Psikolojik iyi oluş ihtiyacı kronik hastalıklarda ve ağır hastalıklarda daha çok artıyor. İnsanı harekete geçiren moral gücü, maneviyat gücüdür. Yaşam enerjisini elinden aldığı zaman kişinin motivasyonu da düşüyor. Kendini harekete geçirme kabiliyeti de düşüyor. Onun için moral ve motivasyon önemlidir.
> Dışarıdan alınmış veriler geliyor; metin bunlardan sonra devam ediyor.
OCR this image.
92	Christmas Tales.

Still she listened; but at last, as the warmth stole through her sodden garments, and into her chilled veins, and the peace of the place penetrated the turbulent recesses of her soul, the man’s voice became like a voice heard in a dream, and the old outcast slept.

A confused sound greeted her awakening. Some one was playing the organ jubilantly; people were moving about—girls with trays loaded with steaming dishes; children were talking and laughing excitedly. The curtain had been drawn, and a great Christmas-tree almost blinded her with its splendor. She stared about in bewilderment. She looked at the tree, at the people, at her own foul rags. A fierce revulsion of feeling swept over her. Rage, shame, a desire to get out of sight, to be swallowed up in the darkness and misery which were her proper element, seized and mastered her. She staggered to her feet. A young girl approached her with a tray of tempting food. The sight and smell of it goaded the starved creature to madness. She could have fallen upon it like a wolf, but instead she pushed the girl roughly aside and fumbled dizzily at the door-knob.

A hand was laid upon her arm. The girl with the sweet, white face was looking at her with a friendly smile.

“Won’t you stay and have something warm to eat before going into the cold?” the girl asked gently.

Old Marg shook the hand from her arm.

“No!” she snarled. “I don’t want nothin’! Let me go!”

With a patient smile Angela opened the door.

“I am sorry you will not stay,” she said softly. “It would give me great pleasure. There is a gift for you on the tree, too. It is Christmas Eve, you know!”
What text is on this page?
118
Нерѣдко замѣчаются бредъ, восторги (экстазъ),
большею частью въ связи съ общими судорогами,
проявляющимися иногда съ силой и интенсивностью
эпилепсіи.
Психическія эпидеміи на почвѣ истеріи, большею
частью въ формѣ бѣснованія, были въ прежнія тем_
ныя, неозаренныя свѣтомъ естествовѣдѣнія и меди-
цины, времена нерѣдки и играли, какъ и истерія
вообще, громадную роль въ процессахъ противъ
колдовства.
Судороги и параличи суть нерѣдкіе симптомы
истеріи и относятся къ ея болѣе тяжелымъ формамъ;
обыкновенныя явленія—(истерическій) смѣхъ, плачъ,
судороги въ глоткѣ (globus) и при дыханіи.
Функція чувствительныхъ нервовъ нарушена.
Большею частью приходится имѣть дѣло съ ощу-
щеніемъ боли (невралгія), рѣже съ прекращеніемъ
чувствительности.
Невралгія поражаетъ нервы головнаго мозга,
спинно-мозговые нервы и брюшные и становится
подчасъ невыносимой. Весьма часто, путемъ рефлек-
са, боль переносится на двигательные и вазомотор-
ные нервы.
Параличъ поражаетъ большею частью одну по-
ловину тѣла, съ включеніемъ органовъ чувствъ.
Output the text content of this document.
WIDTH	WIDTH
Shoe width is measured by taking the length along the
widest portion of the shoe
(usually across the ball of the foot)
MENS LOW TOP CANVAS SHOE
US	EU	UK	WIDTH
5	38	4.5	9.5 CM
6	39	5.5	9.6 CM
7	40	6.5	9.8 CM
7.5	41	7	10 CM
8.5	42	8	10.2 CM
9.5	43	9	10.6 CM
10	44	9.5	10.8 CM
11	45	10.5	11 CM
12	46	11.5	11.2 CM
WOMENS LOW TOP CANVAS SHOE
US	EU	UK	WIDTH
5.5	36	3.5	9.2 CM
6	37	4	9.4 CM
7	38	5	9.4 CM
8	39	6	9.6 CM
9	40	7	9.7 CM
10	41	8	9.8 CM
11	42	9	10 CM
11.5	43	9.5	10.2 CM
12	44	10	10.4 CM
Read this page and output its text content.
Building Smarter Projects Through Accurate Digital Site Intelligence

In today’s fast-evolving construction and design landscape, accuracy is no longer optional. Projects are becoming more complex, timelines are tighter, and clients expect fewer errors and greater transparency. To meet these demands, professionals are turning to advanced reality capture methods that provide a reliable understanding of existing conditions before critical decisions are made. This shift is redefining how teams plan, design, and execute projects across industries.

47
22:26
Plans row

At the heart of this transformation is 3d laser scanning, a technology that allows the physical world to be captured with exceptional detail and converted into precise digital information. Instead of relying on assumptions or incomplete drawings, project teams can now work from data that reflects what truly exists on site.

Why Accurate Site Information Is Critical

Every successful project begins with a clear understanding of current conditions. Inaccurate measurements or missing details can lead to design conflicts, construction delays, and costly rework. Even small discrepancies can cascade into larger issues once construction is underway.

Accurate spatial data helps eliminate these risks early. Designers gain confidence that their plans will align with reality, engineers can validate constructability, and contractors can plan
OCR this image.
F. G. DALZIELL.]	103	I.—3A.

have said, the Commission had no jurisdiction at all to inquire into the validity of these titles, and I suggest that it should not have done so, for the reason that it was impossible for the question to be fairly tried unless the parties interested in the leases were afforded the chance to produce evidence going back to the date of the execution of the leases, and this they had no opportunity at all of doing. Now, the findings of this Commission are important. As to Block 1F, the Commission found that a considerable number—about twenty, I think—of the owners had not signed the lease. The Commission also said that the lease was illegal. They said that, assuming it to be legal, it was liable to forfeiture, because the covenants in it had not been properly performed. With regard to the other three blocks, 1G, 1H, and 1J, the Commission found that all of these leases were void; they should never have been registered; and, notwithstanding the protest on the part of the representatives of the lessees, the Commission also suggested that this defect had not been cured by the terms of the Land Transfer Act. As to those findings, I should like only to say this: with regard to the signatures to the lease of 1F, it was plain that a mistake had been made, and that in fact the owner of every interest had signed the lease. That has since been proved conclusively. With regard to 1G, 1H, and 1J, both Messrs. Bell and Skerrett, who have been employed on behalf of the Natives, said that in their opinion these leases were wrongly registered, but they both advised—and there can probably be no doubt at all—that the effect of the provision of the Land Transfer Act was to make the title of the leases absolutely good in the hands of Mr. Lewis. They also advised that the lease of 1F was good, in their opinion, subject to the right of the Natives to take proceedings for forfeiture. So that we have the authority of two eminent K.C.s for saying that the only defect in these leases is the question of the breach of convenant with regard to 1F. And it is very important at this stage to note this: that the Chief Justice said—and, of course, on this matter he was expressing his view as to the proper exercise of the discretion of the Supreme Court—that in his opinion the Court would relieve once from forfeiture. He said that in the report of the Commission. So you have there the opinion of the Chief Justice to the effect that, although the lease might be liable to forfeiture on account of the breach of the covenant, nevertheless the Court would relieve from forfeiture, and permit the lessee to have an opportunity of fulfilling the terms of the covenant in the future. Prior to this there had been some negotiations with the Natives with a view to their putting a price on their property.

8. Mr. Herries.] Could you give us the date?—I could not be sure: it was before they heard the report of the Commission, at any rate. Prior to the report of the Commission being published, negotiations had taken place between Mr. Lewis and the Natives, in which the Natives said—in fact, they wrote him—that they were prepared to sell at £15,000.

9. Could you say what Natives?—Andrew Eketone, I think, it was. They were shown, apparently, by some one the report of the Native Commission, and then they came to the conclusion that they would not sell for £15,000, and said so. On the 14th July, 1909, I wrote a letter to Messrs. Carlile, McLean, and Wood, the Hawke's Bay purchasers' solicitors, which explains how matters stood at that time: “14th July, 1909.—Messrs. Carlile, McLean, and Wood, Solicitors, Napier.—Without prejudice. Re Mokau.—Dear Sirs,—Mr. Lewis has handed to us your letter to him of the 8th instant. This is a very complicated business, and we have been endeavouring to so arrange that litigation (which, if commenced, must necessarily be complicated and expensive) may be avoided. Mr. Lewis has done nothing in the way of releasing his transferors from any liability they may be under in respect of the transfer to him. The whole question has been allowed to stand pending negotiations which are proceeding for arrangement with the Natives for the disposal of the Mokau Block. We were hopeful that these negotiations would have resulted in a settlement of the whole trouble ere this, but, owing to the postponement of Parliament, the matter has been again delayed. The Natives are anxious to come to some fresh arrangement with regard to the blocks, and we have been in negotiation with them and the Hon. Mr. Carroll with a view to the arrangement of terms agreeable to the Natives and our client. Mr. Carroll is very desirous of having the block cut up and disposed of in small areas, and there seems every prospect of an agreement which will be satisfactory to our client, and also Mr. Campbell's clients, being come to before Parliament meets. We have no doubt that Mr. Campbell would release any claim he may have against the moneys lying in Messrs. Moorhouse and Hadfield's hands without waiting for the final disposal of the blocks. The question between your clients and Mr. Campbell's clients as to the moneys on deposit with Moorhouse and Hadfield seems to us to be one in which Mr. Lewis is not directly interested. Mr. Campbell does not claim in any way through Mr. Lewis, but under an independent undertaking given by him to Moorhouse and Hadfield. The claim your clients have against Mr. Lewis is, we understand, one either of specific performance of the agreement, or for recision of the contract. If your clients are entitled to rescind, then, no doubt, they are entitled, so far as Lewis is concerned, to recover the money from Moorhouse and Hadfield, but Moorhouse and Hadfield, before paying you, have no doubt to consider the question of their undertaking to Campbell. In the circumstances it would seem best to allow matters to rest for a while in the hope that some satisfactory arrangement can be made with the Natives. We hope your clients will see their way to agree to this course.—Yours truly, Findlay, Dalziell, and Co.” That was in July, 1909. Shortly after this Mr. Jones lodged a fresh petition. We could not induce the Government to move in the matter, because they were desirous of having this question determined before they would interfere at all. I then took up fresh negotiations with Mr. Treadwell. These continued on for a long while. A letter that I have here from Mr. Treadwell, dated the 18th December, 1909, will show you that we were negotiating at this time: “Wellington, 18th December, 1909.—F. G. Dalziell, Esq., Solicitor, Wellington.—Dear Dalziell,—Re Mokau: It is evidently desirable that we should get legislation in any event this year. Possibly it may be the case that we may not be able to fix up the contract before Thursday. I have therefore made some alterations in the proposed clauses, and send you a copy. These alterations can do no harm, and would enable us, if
Kişi yaptığı işe ve hayata anlam katabiliyorsa böyle durumlarda harekete geçirecek bir gerekçesi oluyor. Kişi yaptığı işten mutlu olabiliyor. Böyle durumlarda kendini harekete geçirebiliyor. Hasta olan bir kimse böyle bir durumda daha çok ihtiyaç hissediyor. Kişinin en çok telkine açık dönem de ağır hasta olduğu dönem. Bu dönem teselli ihtiyacının ve anlam arayışına olan ihtiyacının en yüksek olduğu dönem. Böyle dönemlerde eski yaklaşım ‘hastalıkla, ölümle savaş’ tarzındaydı. İnsanın kontrol edemeyeceği, gücünün yetemeyeceği şeylerle savaşması acı çekmesidir. Bu yöntemde yani yeni bilimsel yaklaşımda hastalıkla birlikte yürünmesi tavsiye ediliyor.